Штефан бросил на него насмешливый, быстрый взгляд.
— Мы получили ответ святейшего отца папы. На то письмо, которое вы, мессер Огнибен, согласились отвести в прошлый раз. Его святейшество со всей своей учтивостью изволил сообщить нам, что помощи от него ждать нечего. То же самое отвечает могущественная синьория Венеции. Так что наша земля, в сущности, очерчена совсем иным кругом — равнодушием единоверных держав. Так и скажите, рыцарь, синьории, когда вернетесь домой. Неверный бесермен Узун помог нам борьбе с турками в эти годы больше, чем все христианские страны во главе с его святейшеством папой.
— Моя республика сражается, государь, — с достоинством возразил посол. — Война с султаном ведется нами уже несколько лет.
— Со всей осторожностью, которою издавна прославила себя сиятельная синьория, — жестко усмехнулся господарь. — Говорю не в обиду вам, мессер Паоло, — добавил он более дружелюбно, — вы делаете для общего дела все, что можете, и опасности вам нипочем.
Посол поклонился.
— Но больше всего, — продолжал Штефан уже обычным, неофициальным тоном, — больше всего меня удивляет, что вы, итальянцы, все еще торгуете. Скажем — генуэзцы в Каффе. Османский ятаган у самого их горла, а они по-прежнему увлечены продажей и куплей. А ведь это умный народ. В чем же дело, ваша милость? Неужто жажда золота может так ослеплять? Или это страх, простой страх, при котором люди закрывают глаза, чтобы не видеть опасности?
Посол улыбнулся.
— Каждый делает свое дело, ваше величество, у каждого — своя храбрость. Вы сражаетесь до последнего вздоха, мы — торгуем до конца, пока наши корабли и склады не охватит пламя. Вы слышали, государь, наверно, историю гибели древнего мудреца? В час, когда враги ворвались в его город, он делал свое дело — он чертил.
— Но он чертил камнемет, — нахмурился Штефан. — И умер, верю, сражаясь.
Мессер Огнибен обратил на бесстрашного князя восхищенный взгляд.
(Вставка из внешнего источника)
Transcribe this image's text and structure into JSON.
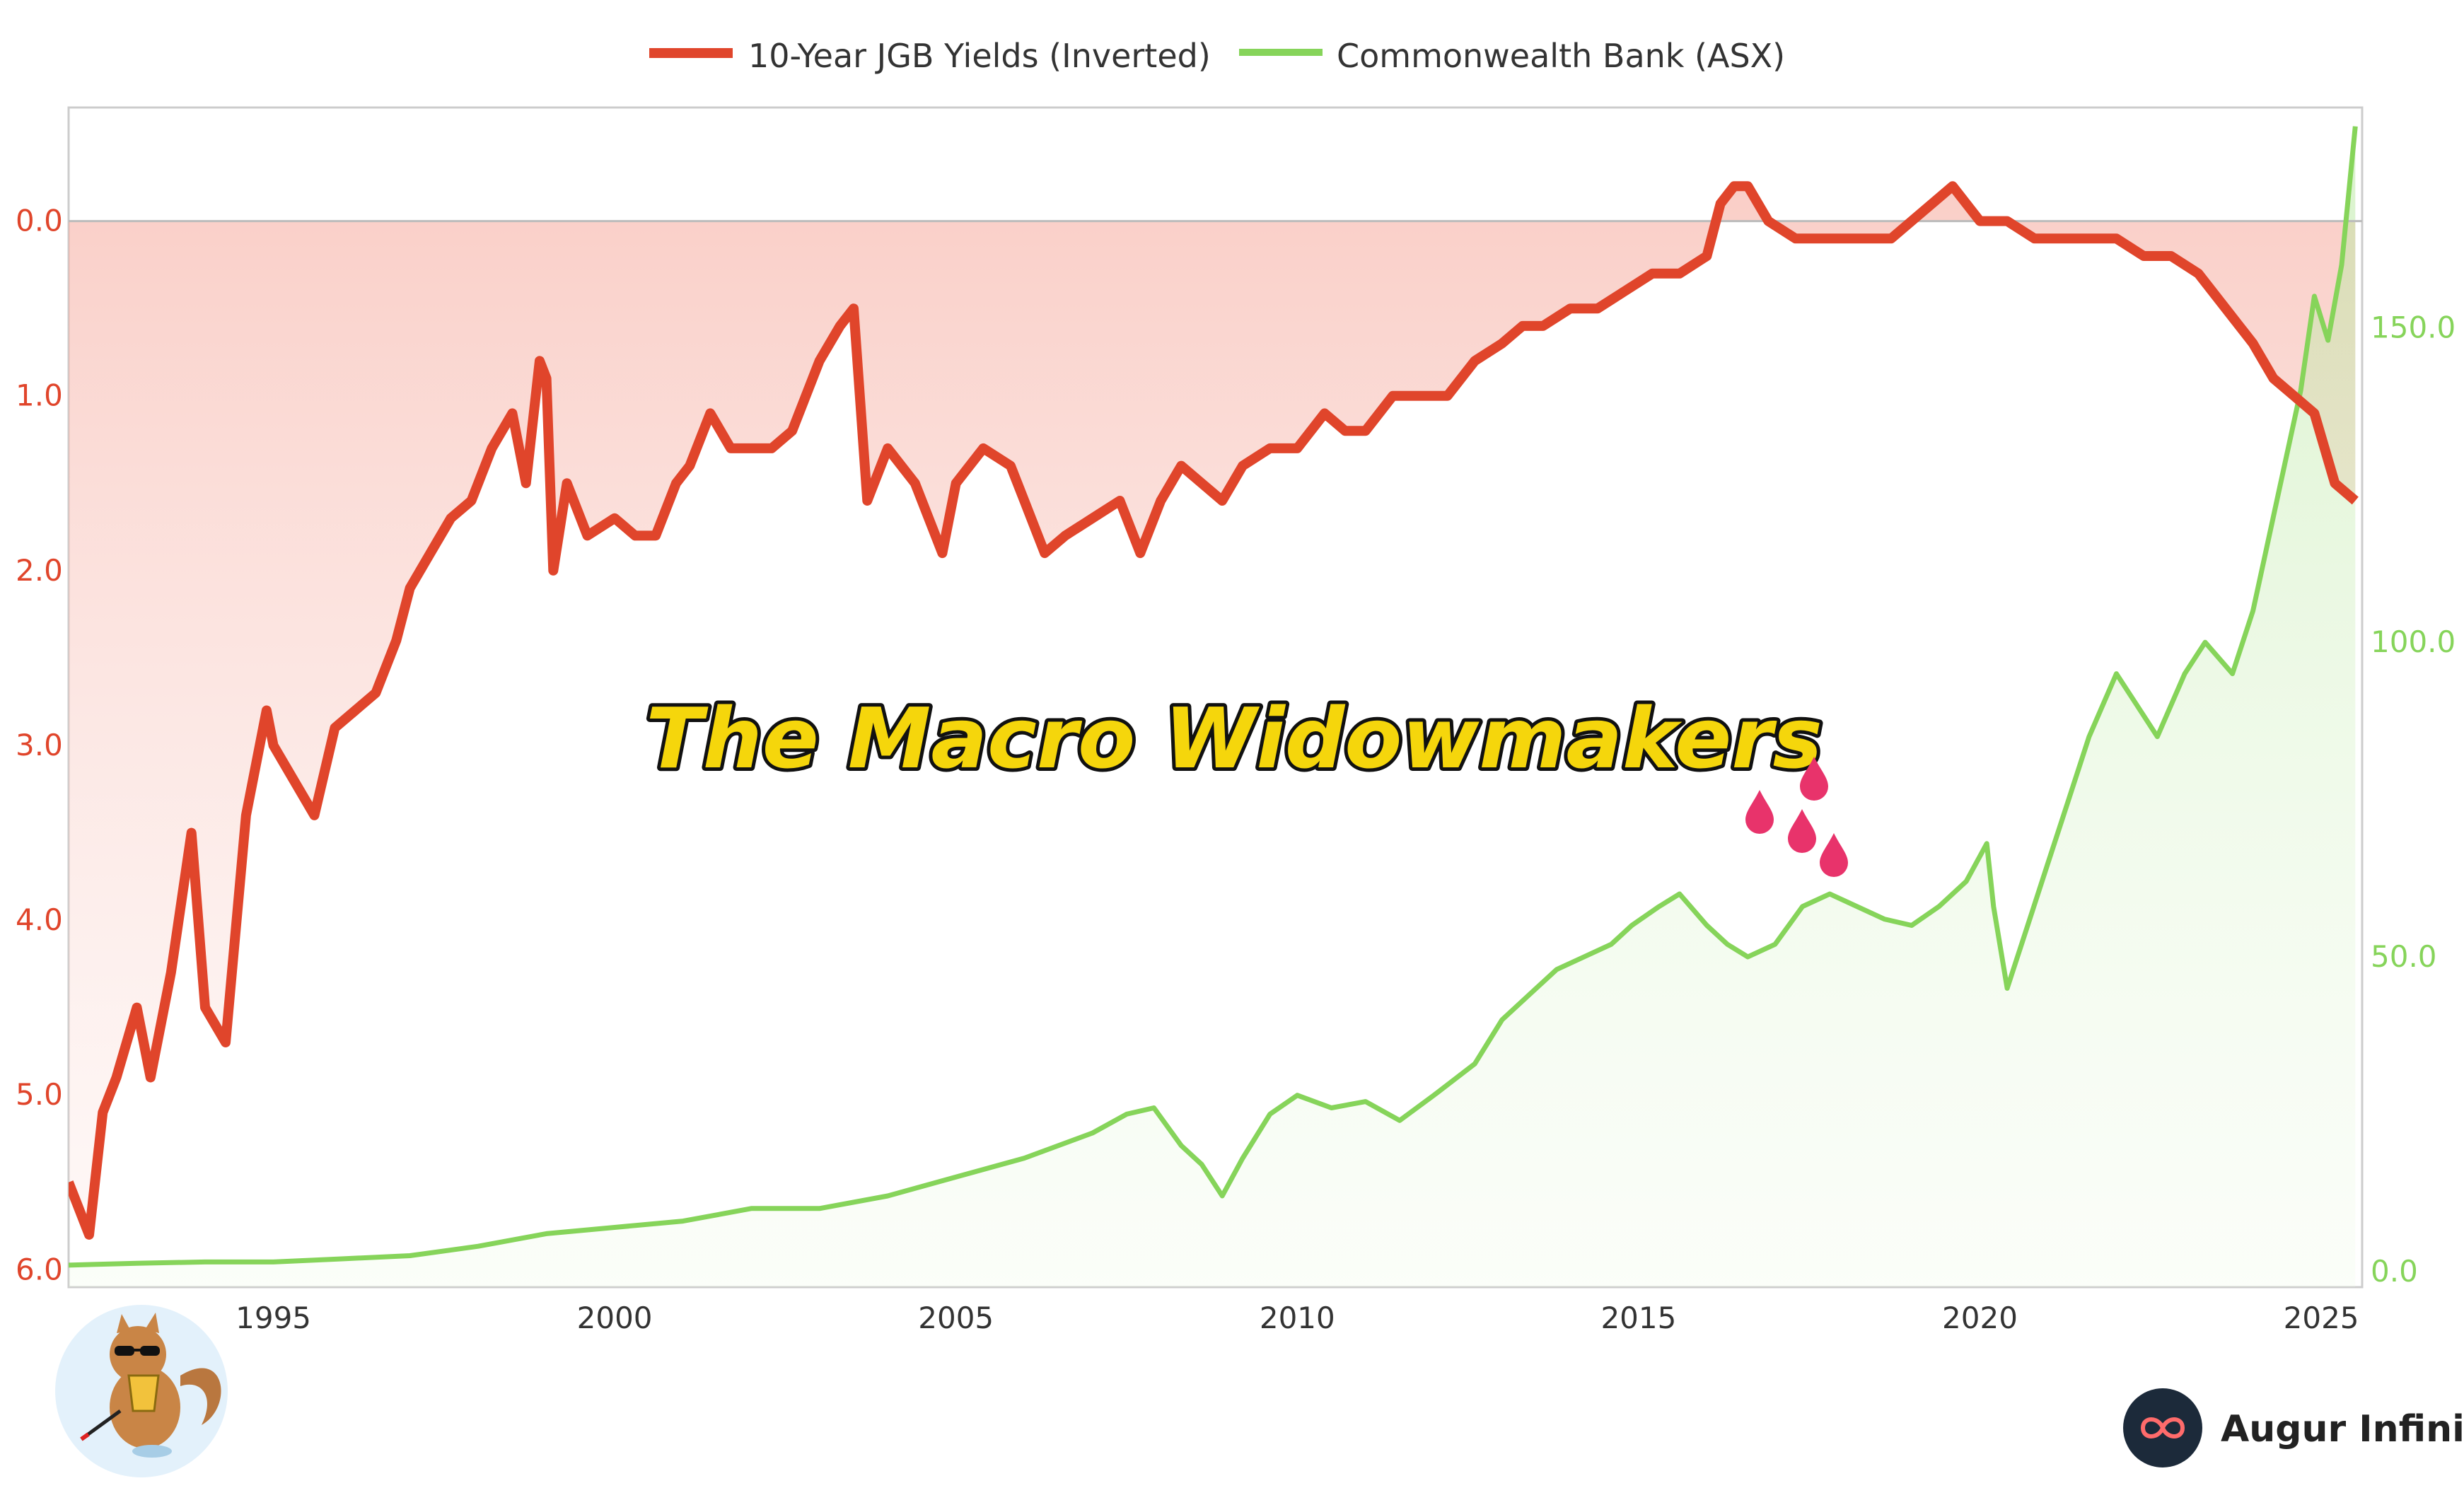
{
  "chart_data": {
    "type": "line",
    "title": "The Macro Widowmakers",
    "legend": {
      "placement": "top-center",
      "entries": [
        "10-Year JGB Yields (Inverted)",
        "Commonwealth Bank (ASX)"
      ]
    },
    "x_ticks": [
      "1995",
      "2000",
      "2005",
      "2010",
      "2015",
      "2020",
      "2025"
    ],
    "x_range": [
      1992.0,
      2025.6
    ],
    "y_left": {
      "inverted": true,
      "range": [
        -0.65,
        6.1
      ],
      "ticks": [
        "0.0",
        "1.0",
        "2.0",
        "3.0",
        "4.0",
        "5.0",
        "6.0"
      ],
      "color": "#e0452b",
      "baseline": 0.0
    },
    "y_right": {
      "range": [
        -2.5,
        185
      ],
      "ticks": [
        "0.0",
        "50.0",
        "100.0",
        "150.0"
      ],
      "color": "#86d45a"
    },
    "grid": false,
    "series": [
      {
        "name": "10-Year JGB Yields (Inverted)",
        "axis": "left",
        "color": "#e0452b",
        "x": [
          1992.0,
          1992.3,
          1992.5,
          1992.7,
          1993.0,
          1993.2,
          1993.5,
          1993.8,
          1994.0,
          1994.3,
          1994.6,
          1994.9,
          1995.0,
          1995.3,
          1995.6,
          1995.9,
          1996.2,
          1996.5,
          1996.8,
          1997.0,
          1997.3,
          1997.6,
          1997.9,
          1998.2,
          1998.5,
          1998.7,
          1998.9,
          1999.0,
          1999.1,
          1999.3,
          1999.6,
          2000.0,
          2000.3,
          2000.6,
          2000.9,
          2001.1,
          2001.4,
          2001.7,
          2002.0,
          2002.3,
          2002.6,
          2003.0,
          2003.3,
          2003.5,
          2003.7,
          2004.0,
          2004.4,
          2004.8,
          2005.0,
          2005.4,
          2005.8,
          2006.0,
          2006.3,
          2006.6,
          2007.0,
          2007.4,
          2007.7,
          2008.0,
          2008.3,
          2008.6,
          2008.9,
          2009.2,
          2009.6,
          2010.0,
          2010.4,
          2010.7,
          2011.0,
          2011.4,
          2011.8,
          2012.2,
          2012.6,
          2013.0,
          2013.3,
          2013.6,
          2014.0,
          2014.4,
          2014.8,
          2015.2,
          2015.6,
          2016.0,
          2016.2,
          2016.4,
          2016.6,
          2016.9,
          2017.3,
          2017.7,
          2018.2,
          2018.7,
          2019.0,
          2019.3,
          2019.6,
          2020.0,
          2020.4,
          2020.8,
          2021.2,
          2021.6,
          2022.0,
          2022.4,
          2022.8,
          2023.2,
          2023.6,
          2024.0,
          2024.3,
          2024.6,
          2024.9,
          2025.2,
          2025.5
        ],
        "y": [
          5.5,
          5.8,
          5.1,
          4.9,
          4.5,
          4.9,
          4.3,
          3.5,
          4.5,
          4.7,
          3.4,
          2.8,
          3.0,
          3.2,
          3.4,
          2.9,
          2.8,
          2.7,
          2.4,
          2.1,
          1.9,
          1.7,
          1.6,
          1.3,
          1.1,
          1.5,
          0.8,
          0.9,
          2.0,
          1.5,
          1.8,
          1.7,
          1.8,
          1.8,
          1.5,
          1.4,
          1.1,
          1.3,
          1.3,
          1.3,
          1.2,
          0.8,
          0.6,
          0.5,
          1.6,
          1.3,
          1.5,
          1.9,
          1.5,
          1.3,
          1.4,
          1.6,
          1.9,
          1.8,
          1.7,
          1.6,
          1.9,
          1.6,
          1.4,
          1.5,
          1.6,
          1.4,
          1.3,
          1.3,
          1.1,
          1.2,
          1.2,
          1.0,
          1.0,
          1.0,
          0.8,
          0.7,
          0.6,
          0.6,
          0.5,
          0.5,
          0.4,
          0.3,
          0.3,
          0.2,
          -0.1,
          -0.2,
          -0.2,
          0.0,
          0.1,
          0.1,
          0.1,
          0.1,
          0.0,
          -0.1,
          -0.2,
          0.0,
          0.0,
          0.1,
          0.1,
          0.1,
          0.1,
          0.2,
          0.2,
          0.3,
          0.5,
          0.7,
          0.9,
          1.0,
          1.1,
          1.5,
          1.6
        ]
      },
      {
        "name": "Commonwealth Bank (ASX)",
        "axis": "right",
        "color": "#86d45a",
        "x": [
          1992.0,
          1993.0,
          1994.0,
          1995.0,
          1996.0,
          1997.0,
          1998.0,
          1999.0,
          2000.0,
          2001.0,
          2002.0,
          2003.0,
          2004.0,
          2005.0,
          2006.0,
          2007.0,
          2007.5,
          2007.9,
          2008.3,
          2008.6,
          2008.9,
          2009.2,
          2009.6,
          2010.0,
          2010.5,
          2011.0,
          2011.5,
          2012.0,
          2012.6,
          2013.0,
          2013.4,
          2013.8,
          2014.2,
          2014.6,
          2014.9,
          2015.3,
          2015.6,
          2016.0,
          2016.3,
          2016.6,
          2017.0,
          2017.4,
          2017.8,
          2018.2,
          2018.6,
          2019.0,
          2019.4,
          2019.8,
          2020.1,
          2020.2,
          2020.4,
          2020.7,
          2021.0,
          2021.3,
          2021.6,
          2022.0,
          2022.3,
          2022.6,
          2023.0,
          2023.3,
          2023.7,
          2024.0,
          2024.2,
          2024.5,
          2024.7,
          2024.9,
          2025.1,
          2025.3,
          2025.5
        ],
        "y": [
          1,
          1.3,
          1.5,
          1.5,
          2,
          2.5,
          4,
          6,
          7,
          8,
          10,
          10,
          12,
          15,
          18,
          22,
          25,
          26,
          20,
          17,
          12,
          18,
          25,
          28,
          26,
          27,
          24,
          28,
          33,
          40,
          44,
          48,
          50,
          52,
          55,
          58,
          60,
          55,
          52,
          50,
          52,
          58,
          60,
          58,
          56,
          55,
          58,
          62,
          68,
          58,
          45,
          55,
          65,
          75,
          85,
          95,
          90,
          85,
          95,
          100,
          95,
          105,
          115,
          130,
          140,
          155,
          148,
          160,
          182
        ]
      }
    ],
    "decorations": {
      "drops": [
        "blood-drop-1",
        "blood-drop-2",
        "blood-drop-3",
        "blood-drop-4"
      ],
      "logo_left": "squirrel-mascot",
      "brand": "Augur Infinity"
    }
  }
}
— В этих словах я снова слышу беспримерную доблесть вашего величества. Но вы, государь, все-таки слишком строги к нам, мирным мореплавателям и купцам. Торговля — основа нашей силы, из нее вырос наш флот, богатство; сама прекрасная Венеция, лучший город Средиземноморья, выросла из торговли. Сваи ее дворцов забиты не в дно лагуны, а в основы всего обмена золотом и мирскими благами, на котором покоится благополучие мира. В торговле — наша мощь, наш хлеб, сама наша жизнь. Да и могло ли быть иначе? — посол взмахнул златотканными рукавами подбитой куньим мехом мантии. — У моего народа нет многого, чем наделила судьба другие, более удачливые племена. Нет у нас золотоносных гор, прекрасных садов, тучных нив, нет и самой земли. Венеция — даже не остров, просто город среди моря. Все, что у нас есть, — это наш разум и руки. И мы научились строить лучшие в мире суда, водить их по самым дальним морям, возить товары, а главное — выгодно покупать и продавать. Можно ли презирать нас, государь, за то, что мы делаем, пока не перестанет биться сердце?
— Нет, презрения вы не заслуживаете, мессер Паоло, — проговорил Штефан. — Но мы уверены: гоняясь за прибытком в ущерб военным делам, Венеция и Генуя теряют гораздо больше, нежели наживают. Синьориям наших двух республик пора это понять и поставить на первое место не аршин, но саблю.
Посол Огнибен выслушал последние напутствия князя, поцеловал, преклонив колено, руку господаря и покинул шатер. Этой же ночью он уезжал в Сучаву, чтобы через Венгрию вернуться в Венецию. Большая часть присутствовавших тоже вскоре разошлась по своим стягам. В шатре князя осталось человек пять военачальников и чернявый Хынку, чутко дремавший в углу.
Тогда господарь поднял взгляд на обоих молодых витязей. Штефан сделал им знак приблизиться, и Войку был во второй раз допущен к княжьей руке.